Estudio Biblico de la Congregacion | El hijo de una viuda vuelve a vivir
¿Cómo mostró la viuda de Sarepta que confiaba en Jehová? (2-4 respuestas)
- Obedeció aunque tenía poquísimo: aun cuando dijo que solo le quedaba harina y aceite para “la última comida”, hizo primero el pan para Elías, confiando en la promesa de Jehová.
- Puso la palabra de Jehová por encima del miedo: Elías le dijo “No tengas miedo” y ella actuó “de acuerdo con las palabras” que él le transmitió de parte de Jehová.
- Siguió confiando día tras día: vio que Jehová cumplía lo prometido porque la harina y el aceite no se acababan durante la sequía.
¿Cómo sabemos que Elías era de verdad un profeta de Dios? (2-4 respuestas)
- Lo que anunció en nombre de Jehová se cumplió: la promesa sobre la harina y el aceite se hizo realidad exactamente.
- Jehová respondió sus oraciones: cuando Elías le suplicó a Jehová por el niño, Jehová lo escuchó y el niño revivió.
- Hasta la propia viuda lo reconoció: ella dijo que Elías era “realmente un hombre de Dios” y que las palabras de Jehová en su boca eran verdad.
¿Qué nos enseña este relato acerca de Jehová?
- Jehová no es parcial y ve el corazón. Aunque la viuda no era israelita, Jehová se fijó en ella y la ayudó. Eso nos enseña que Jehová puede apoyar a personas de cualquier lugar cuando ve fe sincera.
- Jehová puede proveer incluso cuando parece imposible. La situación era extrema (sequía y casi sin comida), pero Jehová hizo que la harina y el aceite alcanzaran. Esto muestra que Jehová tiene recursos y maneras de ayudar que a veces no imaginamos.
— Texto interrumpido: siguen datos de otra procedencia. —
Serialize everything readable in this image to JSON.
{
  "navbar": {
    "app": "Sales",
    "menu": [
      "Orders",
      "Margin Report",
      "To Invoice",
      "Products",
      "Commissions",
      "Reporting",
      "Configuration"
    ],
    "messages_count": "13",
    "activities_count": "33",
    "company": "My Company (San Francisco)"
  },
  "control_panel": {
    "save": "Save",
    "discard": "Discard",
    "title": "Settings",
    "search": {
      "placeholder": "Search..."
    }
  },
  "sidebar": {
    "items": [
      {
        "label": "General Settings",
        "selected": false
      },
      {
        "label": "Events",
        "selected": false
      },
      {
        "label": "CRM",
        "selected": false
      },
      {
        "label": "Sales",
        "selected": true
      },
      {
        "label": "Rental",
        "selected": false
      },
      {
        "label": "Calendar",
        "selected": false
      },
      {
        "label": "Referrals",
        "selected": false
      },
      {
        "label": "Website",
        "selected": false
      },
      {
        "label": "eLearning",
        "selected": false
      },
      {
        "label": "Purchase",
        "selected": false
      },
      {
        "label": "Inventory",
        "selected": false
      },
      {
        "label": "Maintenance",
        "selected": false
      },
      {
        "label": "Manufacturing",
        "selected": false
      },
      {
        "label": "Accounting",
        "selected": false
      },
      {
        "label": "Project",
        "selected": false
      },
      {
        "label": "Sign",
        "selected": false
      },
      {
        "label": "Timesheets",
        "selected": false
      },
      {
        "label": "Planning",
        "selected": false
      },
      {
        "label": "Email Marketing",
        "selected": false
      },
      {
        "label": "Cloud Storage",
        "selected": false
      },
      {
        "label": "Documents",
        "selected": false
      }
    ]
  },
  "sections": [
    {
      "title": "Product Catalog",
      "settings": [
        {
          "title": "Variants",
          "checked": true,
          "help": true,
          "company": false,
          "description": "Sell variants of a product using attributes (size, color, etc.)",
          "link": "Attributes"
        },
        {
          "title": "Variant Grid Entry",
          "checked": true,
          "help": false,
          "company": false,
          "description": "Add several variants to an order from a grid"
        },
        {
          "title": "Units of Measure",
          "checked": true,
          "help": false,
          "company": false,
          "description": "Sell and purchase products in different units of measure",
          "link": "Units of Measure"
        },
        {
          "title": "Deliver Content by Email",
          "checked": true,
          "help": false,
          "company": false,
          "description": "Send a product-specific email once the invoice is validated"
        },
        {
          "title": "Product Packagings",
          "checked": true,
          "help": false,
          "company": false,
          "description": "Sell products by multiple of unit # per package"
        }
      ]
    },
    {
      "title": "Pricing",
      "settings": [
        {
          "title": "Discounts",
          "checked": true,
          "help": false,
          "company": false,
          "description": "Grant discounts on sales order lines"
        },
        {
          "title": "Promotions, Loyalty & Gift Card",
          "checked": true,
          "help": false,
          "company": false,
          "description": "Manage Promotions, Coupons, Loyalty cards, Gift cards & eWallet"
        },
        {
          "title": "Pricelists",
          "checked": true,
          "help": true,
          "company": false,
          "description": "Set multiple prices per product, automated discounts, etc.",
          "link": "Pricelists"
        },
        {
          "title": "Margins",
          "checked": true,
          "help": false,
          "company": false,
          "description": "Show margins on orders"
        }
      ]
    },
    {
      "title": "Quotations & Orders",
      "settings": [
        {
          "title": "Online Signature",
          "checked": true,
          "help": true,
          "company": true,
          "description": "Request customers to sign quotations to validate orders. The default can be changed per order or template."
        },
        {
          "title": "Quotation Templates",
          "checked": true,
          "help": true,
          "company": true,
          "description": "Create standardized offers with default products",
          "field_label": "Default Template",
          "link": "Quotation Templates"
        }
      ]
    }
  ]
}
- Jehová cumple lo que promete. Elías transmitió una promesa clara y se cumplió tal cual. Eso refuerza la idea de que Jehová es confiable: cuando él dice algo, se puede creer.
- Jehová se interesa por las necesidades diarias. No solo se trata de “cosas grandes”; Jehová se preocupó por alimento y agua, lo básico. Esto conecta con el ejemplo de Jesús sobre los cuervos: si Dios cuida de ellos, con más razón puede cuidar de nosotros.
- Jehová es compasivo cuando sufrimos. La muerte del niño fue un dolor enorme para la madre. Jehová escuchó la súplica y devolvió la vida al niño, mostrando que le importa nuestro sufrimiento y que tiene poder para actuar.
- Jehová fortalece la fe con hechos. La viuda no solo oyó palabras: vio resultados (provisión constante y luego el milagro con su hijo). Eso la llevó a estar más segura de que lo que se decía de parte de Jehová era verdad.
¿Qué lecciones prácticas podemos aprender?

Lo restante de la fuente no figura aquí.